Eco-Nomics: Vote as if your home and your planet depend on it
By Paul Roberts / For The Herald
People ask what they can do as individuals to address climate change? The short answer is vote.
Climate activists, scientists and economists generally agree, the most important actions you can take are to support candidates and policies at all levels of government that reduce greenhouse gas emissions (mitigation), prepare for climate impacts (adaptation), and support a zero-emission economy. We do not lack technological knowhow to address climate change. But were short on political will. The ballot box is where we express that political will.
Christiana Figures and Tom Rivett-Carnack were the architects of the 2015 Paris Agreement. In their 2020 book Surviving the Climate Crisis they say the most important action you can take to address climate change is to engage in politics with your vote: Democracies are threatened by the climate crisis and must evolve to meet the challenge. In order to help them do so, we all need to actively participate.

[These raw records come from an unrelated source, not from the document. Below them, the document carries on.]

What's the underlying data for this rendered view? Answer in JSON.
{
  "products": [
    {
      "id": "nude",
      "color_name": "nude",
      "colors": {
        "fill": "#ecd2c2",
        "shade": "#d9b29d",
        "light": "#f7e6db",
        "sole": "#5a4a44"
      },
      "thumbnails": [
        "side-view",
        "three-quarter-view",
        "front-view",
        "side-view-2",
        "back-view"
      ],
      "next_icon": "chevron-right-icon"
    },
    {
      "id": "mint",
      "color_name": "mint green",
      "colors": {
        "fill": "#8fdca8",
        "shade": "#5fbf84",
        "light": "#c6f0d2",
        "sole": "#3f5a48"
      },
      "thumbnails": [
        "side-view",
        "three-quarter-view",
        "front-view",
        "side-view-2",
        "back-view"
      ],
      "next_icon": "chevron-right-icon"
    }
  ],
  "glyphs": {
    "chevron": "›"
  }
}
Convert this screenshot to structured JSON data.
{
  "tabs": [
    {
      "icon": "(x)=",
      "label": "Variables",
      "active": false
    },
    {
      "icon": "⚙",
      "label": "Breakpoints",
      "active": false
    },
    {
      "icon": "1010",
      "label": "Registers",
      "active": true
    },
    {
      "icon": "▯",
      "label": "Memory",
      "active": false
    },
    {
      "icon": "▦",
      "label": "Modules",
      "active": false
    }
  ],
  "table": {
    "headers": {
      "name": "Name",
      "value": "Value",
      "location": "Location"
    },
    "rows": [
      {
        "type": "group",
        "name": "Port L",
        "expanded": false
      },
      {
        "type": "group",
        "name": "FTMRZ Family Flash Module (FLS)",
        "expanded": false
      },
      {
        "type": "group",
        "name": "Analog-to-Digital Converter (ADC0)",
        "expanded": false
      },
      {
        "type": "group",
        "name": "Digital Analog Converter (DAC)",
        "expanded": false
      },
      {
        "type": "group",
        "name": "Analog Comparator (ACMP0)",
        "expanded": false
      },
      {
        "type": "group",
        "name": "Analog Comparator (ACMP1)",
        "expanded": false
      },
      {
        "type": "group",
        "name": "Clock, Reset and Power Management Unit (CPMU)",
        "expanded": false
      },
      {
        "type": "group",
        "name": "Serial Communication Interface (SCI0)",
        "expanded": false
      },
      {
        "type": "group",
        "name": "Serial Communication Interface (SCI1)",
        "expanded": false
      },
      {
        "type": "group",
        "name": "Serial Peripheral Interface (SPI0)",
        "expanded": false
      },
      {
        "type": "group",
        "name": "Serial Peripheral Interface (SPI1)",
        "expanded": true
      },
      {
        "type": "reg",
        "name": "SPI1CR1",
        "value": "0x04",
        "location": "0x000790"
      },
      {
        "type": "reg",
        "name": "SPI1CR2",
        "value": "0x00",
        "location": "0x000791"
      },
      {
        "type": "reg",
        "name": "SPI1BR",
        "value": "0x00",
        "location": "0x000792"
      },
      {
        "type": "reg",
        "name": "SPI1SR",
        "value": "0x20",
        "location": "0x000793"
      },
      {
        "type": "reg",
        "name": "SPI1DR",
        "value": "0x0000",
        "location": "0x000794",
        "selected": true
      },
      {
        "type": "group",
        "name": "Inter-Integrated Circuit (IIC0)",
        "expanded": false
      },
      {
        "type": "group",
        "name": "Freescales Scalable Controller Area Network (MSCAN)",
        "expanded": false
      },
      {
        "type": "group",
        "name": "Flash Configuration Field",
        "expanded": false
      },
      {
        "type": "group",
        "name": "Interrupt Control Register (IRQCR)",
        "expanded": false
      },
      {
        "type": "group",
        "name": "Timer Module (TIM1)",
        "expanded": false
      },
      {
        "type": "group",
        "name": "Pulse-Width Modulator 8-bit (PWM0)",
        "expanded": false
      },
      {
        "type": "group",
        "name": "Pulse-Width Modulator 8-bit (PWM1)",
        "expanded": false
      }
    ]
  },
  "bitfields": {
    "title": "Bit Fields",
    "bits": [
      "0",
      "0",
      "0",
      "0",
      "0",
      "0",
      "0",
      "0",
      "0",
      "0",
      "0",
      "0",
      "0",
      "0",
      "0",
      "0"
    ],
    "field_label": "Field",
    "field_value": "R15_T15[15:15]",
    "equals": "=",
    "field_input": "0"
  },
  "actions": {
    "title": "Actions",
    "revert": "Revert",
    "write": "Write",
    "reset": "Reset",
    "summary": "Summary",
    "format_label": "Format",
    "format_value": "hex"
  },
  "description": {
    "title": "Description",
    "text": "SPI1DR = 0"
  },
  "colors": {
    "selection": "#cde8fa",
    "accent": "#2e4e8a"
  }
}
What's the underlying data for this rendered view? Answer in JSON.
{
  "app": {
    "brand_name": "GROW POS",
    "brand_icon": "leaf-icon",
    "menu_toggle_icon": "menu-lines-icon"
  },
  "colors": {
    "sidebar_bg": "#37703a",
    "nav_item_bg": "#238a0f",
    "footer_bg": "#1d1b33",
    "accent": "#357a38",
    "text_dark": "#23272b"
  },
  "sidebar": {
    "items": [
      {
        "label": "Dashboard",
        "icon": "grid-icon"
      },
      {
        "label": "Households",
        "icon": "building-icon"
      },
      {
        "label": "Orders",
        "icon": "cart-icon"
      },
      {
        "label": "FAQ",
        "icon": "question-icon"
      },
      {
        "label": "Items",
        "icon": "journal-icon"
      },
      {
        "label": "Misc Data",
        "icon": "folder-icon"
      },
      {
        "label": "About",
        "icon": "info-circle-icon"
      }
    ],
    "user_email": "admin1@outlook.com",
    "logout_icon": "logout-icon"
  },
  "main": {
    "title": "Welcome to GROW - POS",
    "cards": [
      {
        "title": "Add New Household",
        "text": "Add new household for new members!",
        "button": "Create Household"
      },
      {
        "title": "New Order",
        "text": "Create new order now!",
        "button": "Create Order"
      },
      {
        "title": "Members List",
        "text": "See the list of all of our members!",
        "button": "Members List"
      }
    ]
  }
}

we must hold every politician to account
Their policy platforms must strictly be informed by science.
Hannah Ritchie, lead researcher at Our World in Data, published a book this year titled Not the End of the World where she offers a positive agenda for addressing climate change. Ritchie calls for creating a clean-energy economy, recommending systemic change. The first step is to get involved in political action and vote for leaders who support sustainable actions.